During the several months that he spent isolated in silence while his voice slowly healed, Summers gave up whiskey for tea, did vocal and physical exercises and burned through 60 books in as many days to cure his boredom.
As his voice healed, Summers was paying special attention to the songwriting of Bob Dylan and became enamored with the less-is-more approach.
It shows on the Helio Sequence’s subsequent album, the critics’ favorite “Keep Your Eyes Ahead.”
Released last year on Seattle’s indie heavyweight label Sub Pop Records, “Keep Your Eyes Ahead” employs the expected synthesized atmospherics and guitar grooves that mark the two-man band’s signature, but with Summers’ newly discovered penchant for smallness.
“I was happy about how the songs were coming together but there was a definite sense of walking a balance beam when we were writing,” Summers said during a telephone interview.
“It was a delicate time when we knew we had something good and we were going to have to pull it off and and pull it all together for a full album.
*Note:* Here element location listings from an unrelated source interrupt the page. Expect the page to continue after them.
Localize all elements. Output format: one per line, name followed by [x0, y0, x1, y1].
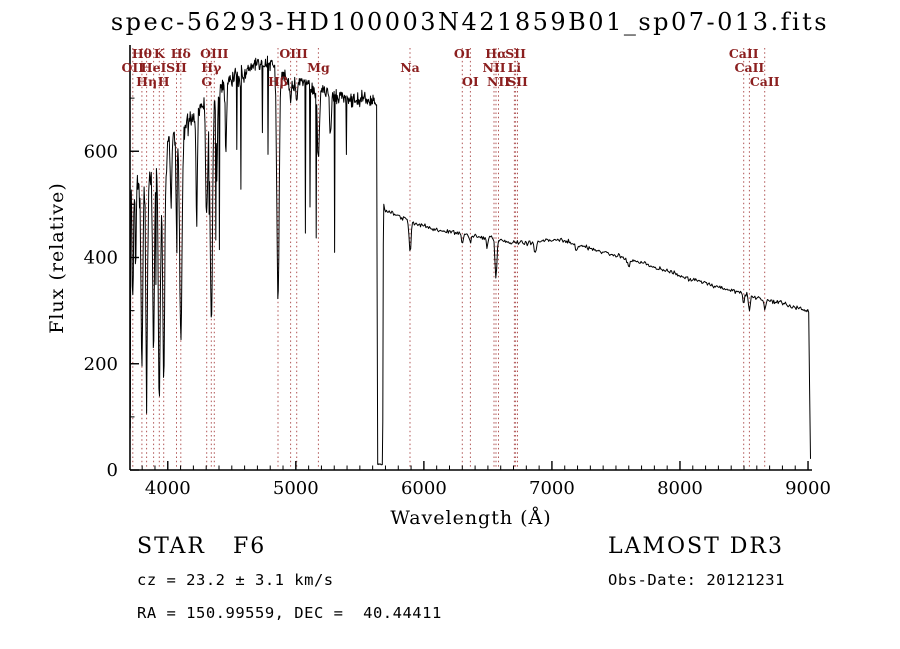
- svg-text:OIII: OIII: [279, 46, 308, 61]
- svg-text:6000: 6000: [401, 478, 447, 499]
- feature-marker-lines: [132, 48, 766, 469]
- x-axis-label: Wavelength (Å): [390, 507, 552, 529]
- svg-text:OI: OI: [462, 74, 479, 89]
- svg-text:CaII: CaII: [729, 46, 759, 61]
- svg-text:8000: 8000: [657, 478, 703, 499]
- y-axis-label: Flux (relative): [46, 182, 68, 334]
- svg-text:CaII: CaII: [750, 74, 780, 89]
- ra-dec-coordinates: RA = 150.99559, DEC = 40.44411: [137, 604, 442, 622]
- svg-text:Mg: Mg: [307, 60, 330, 75]
- svg-text:G: G: [201, 74, 212, 89]
- svg-text:Hη: Hη: [136, 74, 157, 89]
- survey-release-label: LAMOST DR3: [608, 534, 784, 559]
- svg-text:H: H: [158, 74, 170, 89]
- svg-text:5000: 5000: [273, 478, 319, 499]
- svg-text:Hγ: Hγ: [201, 60, 222, 75]
- svg-text:Hβ: Hβ: [268, 74, 288, 89]
- spectrum-trace: [129, 55, 811, 466]
- svg-text:200: 200: [84, 354, 118, 375]
- svg-text:K: K: [154, 46, 166, 61]
- svg-text:0: 0: [107, 460, 118, 481]
- axes: 4000 5000 6000 7000 8000 9000 0 200 400 600: [84, 45, 831, 499]
- svg-text:4000: 4000: [145, 478, 191, 499]
- radial-velocity-value: cz = 23.2 ± 3.1 km/s: [137, 571, 334, 589]
- svg-text:OIII: OIII: [200, 46, 229, 61]
- svg-text:NII: NII: [482, 60, 505, 75]
- svg-text:NII: NII: [487, 74, 510, 89]
- svg-text:7000: 7000: [529, 478, 575, 499]
- svg-text:HeI: HeI: [141, 60, 167, 75]
- svg-text:SII: SII: [505, 46, 526, 61]
- svg-text:400: 400: [84, 248, 118, 269]
- svg-text:9000: 9000: [785, 478, 831, 499]
- svg-text:600: 600: [84, 141, 118, 162]
- svg-text:SII: SII: [507, 74, 528, 89]
- svg-text:CaII: CaII: [735, 60, 765, 75]
- spectrum-filename-title: spec-56293-HD100003N421859B01_sp07-013.f…: [110, 8, 830, 36]
- svg-text:Na: Na: [400, 60, 420, 75]
- svg-text:Li: Li: [508, 60, 522, 75]
- svg-text:Hδ: Hδ: [171, 46, 191, 61]
- svg-text:OII: OII: [122, 60, 145, 75]
- svg-text:Hα: Hα: [485, 46, 507, 61]
- svg-text:SII: SII: [166, 60, 187, 75]
- object-classification: STAR F6: [137, 534, 267, 559]
- svg-text:OI: OI: [454, 46, 471, 61]
- observation-date: Obs-Date: 20121231: [608, 571, 785, 589]
- svg-text:Hθ: Hθ: [132, 46, 152, 61]
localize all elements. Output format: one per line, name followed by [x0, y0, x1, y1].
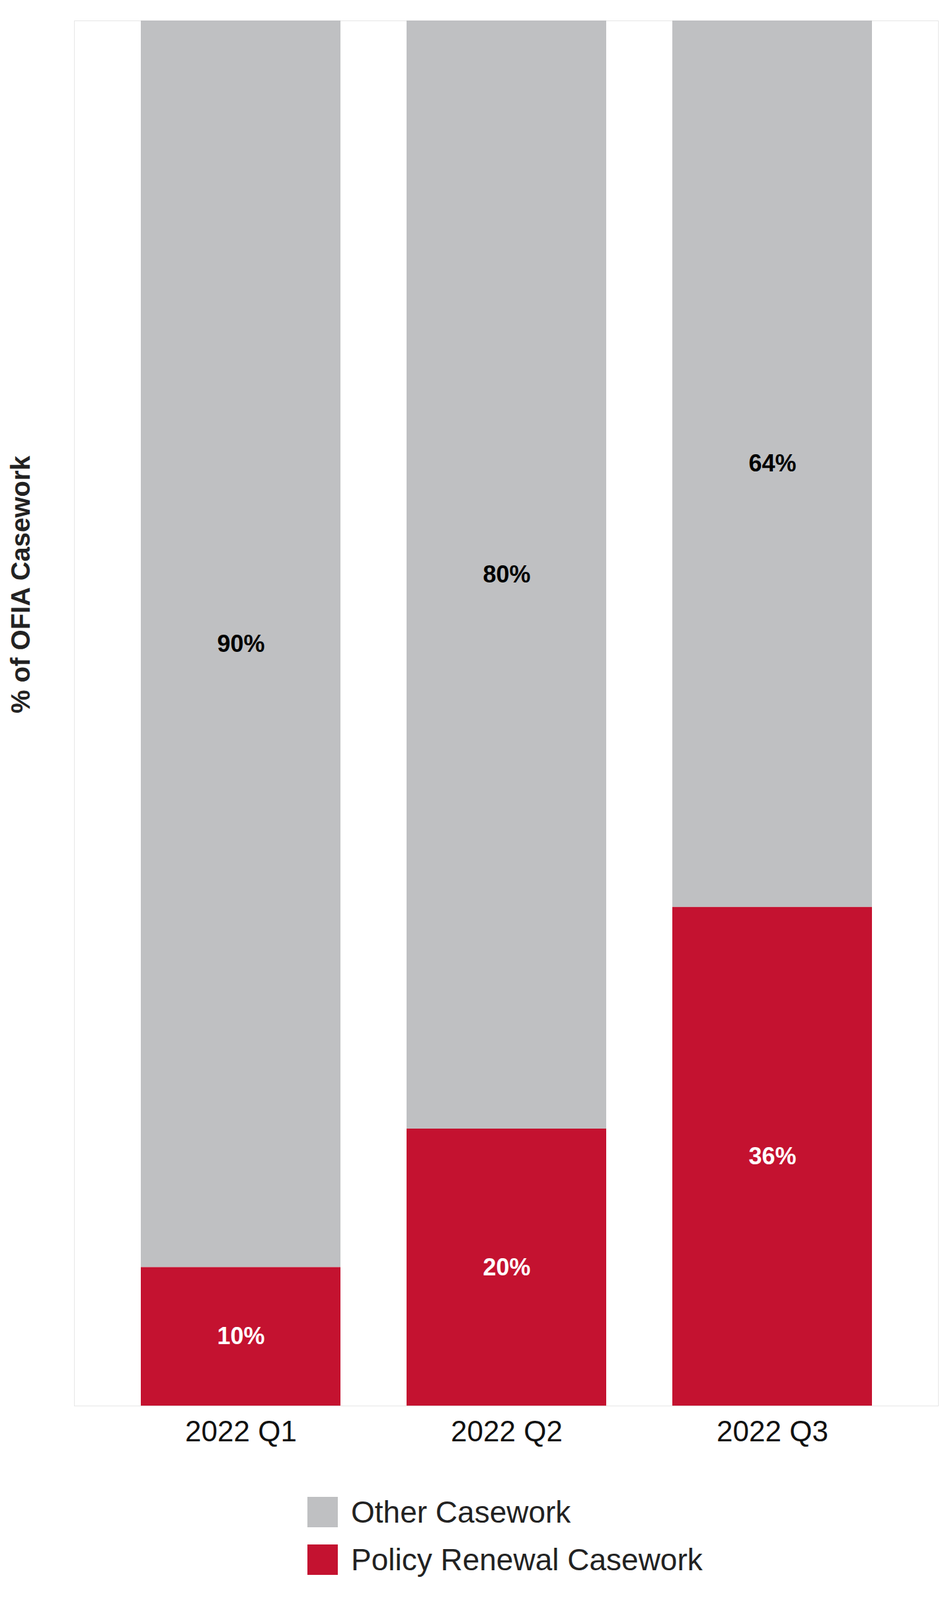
- html-text:Policy Renewal Casework: Policy Renewal Casework: [351, 1542, 703, 1577]
- svg-text:90%: 90%: [216, 630, 265, 658]
- svg-text:80%: 80%: [482, 560, 531, 588]
- html-text:Other Casework: Other Casework: [351, 1494, 571, 1530]
- svg-text:2022 Q1: 2022 Q1: [185, 1414, 297, 1448]
- svg-text:20%: 20%: [482, 1253, 531, 1281]
- svg-text:% of OFIA Casework: % of OFIA Casework: [5, 455, 36, 714]
- svg-text:36%: 36%: [748, 1142, 796, 1170]
- svg-text:64%: 64%: [748, 449, 796, 477]
- svg-text:10%: 10%: [216, 1322, 265, 1350]
- svg-text:2022 Q2: 2022 Q2: [450, 1414, 563, 1448]
- svg-text:2022 Q3: 2022 Q3: [716, 1414, 829, 1448]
It was an exacting process.”
The album was tracked with a newfound sense of urgency, with Summers recording vocals spontaneously in closets and living rooms with stream-of-consciousness lyrics.
This latest effort is regarded as a rebirth for The Helio Sequence, the duo of Summers – who also plays guitar, keyboards and harmonica – and drummer Benjamin Weikel, who played keyboard and drums for Modest Mouse for a short time.
“Keep Your Eyes Ahead” has received consistently favorable reviews from indie critics and bloggers, and the Portland duet landed high-profile slots on the summer festival circuit this season, including a second stage billing at Sasquatch in May.
The Helio Sequence played a sold-out show at the old The Blvd. in February and is expected to do so again at the club’s current location on Sunday.
All of the praise and attention the band has been getting doesn’t make losing his voice worth the experience by any means, but Summers considers it a silver lining.
“It’s been a really positive blessing because the album was born out of a lot of tension and hardship,” he said.